Issue: Browser can't find the native messaging host

  • Solution: Check manifest files are installed in correct locations:
    • Linux: /etc/opt/chrome/native-messaging-hosts/, /usr/lib/mozilla/native-messaging-hosts/
    • macOS: ~/Library/Google/Chrome/NativeMessagingHosts/, ~/Library/Application Support/Mozilla/NativeMessagingHosts/
    • Windows: Registry keys under HKCU\Software\Google\Chrome\NativeMessagingHosts\

Issue: File changes not detected

  • Solution: This is a known issue (#10), now fixed.
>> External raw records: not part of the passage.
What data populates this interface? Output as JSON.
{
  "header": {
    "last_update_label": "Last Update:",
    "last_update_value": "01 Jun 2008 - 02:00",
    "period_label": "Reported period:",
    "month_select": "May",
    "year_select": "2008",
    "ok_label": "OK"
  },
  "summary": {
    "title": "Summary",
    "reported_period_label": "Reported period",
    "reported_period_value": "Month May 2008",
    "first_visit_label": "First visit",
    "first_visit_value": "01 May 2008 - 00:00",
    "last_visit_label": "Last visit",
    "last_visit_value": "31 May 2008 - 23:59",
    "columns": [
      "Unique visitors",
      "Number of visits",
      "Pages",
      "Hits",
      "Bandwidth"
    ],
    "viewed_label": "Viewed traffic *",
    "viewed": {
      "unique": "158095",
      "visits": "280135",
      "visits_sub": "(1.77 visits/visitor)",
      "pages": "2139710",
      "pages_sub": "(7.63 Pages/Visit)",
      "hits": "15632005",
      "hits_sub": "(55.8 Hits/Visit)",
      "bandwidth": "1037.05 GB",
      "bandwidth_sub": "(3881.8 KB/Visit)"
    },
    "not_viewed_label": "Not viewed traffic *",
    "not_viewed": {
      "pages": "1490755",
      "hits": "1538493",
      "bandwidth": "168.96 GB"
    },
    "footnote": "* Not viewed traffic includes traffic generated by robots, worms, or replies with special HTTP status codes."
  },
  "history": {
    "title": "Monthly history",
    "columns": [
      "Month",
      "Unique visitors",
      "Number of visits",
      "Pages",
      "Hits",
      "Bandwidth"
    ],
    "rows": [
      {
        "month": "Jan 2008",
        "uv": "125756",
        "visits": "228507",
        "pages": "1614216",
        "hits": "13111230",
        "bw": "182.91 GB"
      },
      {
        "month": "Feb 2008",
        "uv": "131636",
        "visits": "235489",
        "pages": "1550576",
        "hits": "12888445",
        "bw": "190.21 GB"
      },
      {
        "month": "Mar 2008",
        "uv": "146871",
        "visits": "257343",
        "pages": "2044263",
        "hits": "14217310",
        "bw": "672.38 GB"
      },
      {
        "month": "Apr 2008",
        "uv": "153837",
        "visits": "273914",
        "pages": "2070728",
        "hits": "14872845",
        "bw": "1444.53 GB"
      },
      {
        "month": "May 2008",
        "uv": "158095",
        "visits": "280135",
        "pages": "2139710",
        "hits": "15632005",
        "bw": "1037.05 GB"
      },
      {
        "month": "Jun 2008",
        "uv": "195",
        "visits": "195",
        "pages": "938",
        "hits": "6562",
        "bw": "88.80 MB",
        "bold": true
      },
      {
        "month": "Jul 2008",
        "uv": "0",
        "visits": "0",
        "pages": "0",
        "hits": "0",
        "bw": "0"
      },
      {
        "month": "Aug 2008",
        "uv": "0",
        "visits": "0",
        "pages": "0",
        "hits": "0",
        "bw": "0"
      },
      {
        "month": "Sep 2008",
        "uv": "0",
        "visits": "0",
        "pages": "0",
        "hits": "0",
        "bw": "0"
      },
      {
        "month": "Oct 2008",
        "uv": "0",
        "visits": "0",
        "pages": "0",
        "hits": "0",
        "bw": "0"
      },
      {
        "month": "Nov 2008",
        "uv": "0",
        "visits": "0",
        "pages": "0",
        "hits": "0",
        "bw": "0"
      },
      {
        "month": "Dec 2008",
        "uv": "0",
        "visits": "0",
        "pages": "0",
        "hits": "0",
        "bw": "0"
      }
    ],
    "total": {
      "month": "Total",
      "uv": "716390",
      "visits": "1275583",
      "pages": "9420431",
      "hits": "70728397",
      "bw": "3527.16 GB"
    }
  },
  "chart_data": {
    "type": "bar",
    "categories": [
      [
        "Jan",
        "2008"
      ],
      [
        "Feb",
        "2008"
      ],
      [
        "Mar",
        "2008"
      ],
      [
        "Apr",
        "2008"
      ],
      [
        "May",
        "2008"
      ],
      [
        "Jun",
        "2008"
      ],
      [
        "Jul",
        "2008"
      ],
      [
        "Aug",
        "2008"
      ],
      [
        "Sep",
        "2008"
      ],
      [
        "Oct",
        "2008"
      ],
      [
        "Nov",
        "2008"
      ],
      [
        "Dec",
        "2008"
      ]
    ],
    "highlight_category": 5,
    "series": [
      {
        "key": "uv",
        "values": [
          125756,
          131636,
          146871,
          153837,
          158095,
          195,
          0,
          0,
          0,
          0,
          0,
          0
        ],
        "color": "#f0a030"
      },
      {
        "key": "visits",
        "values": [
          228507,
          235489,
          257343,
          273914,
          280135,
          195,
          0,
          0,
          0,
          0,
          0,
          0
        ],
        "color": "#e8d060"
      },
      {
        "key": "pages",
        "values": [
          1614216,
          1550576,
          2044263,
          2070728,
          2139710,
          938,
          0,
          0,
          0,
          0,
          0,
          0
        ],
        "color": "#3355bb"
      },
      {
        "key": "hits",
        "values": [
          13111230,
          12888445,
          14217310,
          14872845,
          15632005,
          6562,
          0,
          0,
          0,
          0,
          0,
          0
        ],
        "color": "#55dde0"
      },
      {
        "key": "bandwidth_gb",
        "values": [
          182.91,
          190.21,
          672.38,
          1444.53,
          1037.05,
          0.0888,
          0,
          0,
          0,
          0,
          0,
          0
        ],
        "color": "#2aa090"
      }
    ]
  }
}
Ensure using version 1.4.0+

Version Management

  • Version: Defined in CMakeLists.txt (line 5): project(BeeCtl VERSION x.y.z ...)
  • Release Number: Set in PACKAGE_RELEASE variable (line 9)
  • Increment version for code changes
  • Increment release only for packaging changes (not code)
  • Single Source of Truth: CMakeLists.txt is the authoritative version source
    • flake.nix is auto-generated from flake.nix.in when CMake runs
    • Native messaging manifests use @PROJECT_VERSION@ and are generated at build time
    • All version numbers propagate from CMakeLists.txt

Creating a New Release

  1. Update version in CMakeLists.txt (line 5)
  2. Update changelog file (for RPM packages)
  3. Run CMake to regenerate flake.nix: cd build && cmake ..
  4. Commit version changes: git add CMakeLists.txt changelog flake.nix
  5. Build packages for all platforms: ./build-cross.sh -b Release
  6. Test packages on target systems
  7. Tag release in Git: git tag -a vX.Y.Z -m "Release X.Y.Z"
  8. Upload packages to GitHub Releases and SourceForge

Important Notes for AI Agents

When Editing Code

  • Always maintain C11 compatibility - don't use C++ features or C23 features
  • Test cross-platform - changes must work on Linux, Windows, and macOS
  • Avoid adding external dependencies - the project intentionally uses minimal dependencies
  • Preserve static linking - don't introduce dynamic library dependencies
  • Check pointer arithmetic - this code manipulates strings and paths extensively
  • Validate before merging - run at least one platform's build before considering changes complete

When Debugging

  • Debug builds (-b Debug) include symbols and disable optimizations
  • Use VERBOSE=1 with make to see full compiler commands: ../build.sh -b Debug VERBOSE=1
  • libuv errors can be checked with uv_strerror(err)
  • Native messaging protocol uses stdin/stdout with 4-byte length prefix (uint32_t) + JSON message

When Adding Features

  • Consider impact on all platforms (Windows vs Unix differences)
  • Update README.md if user-facing features change
  • Document new command-line options in print_help() function
  • Update native messaging manifest templates if protocol changes

Known Limitations

  • Windows builds are cross-compiled on Linux (no native Windows CI)
  • ARM64 Windows build not yet supported (requires native build on ARM64 Windows)
  • File watching uses debouncing (100ms delay) to coalesce rapid changes
  • Temporary files are created in system temp directory (respects TMPDIR, TMP, TEMP)

License

MIT License - see LICENSE file for details.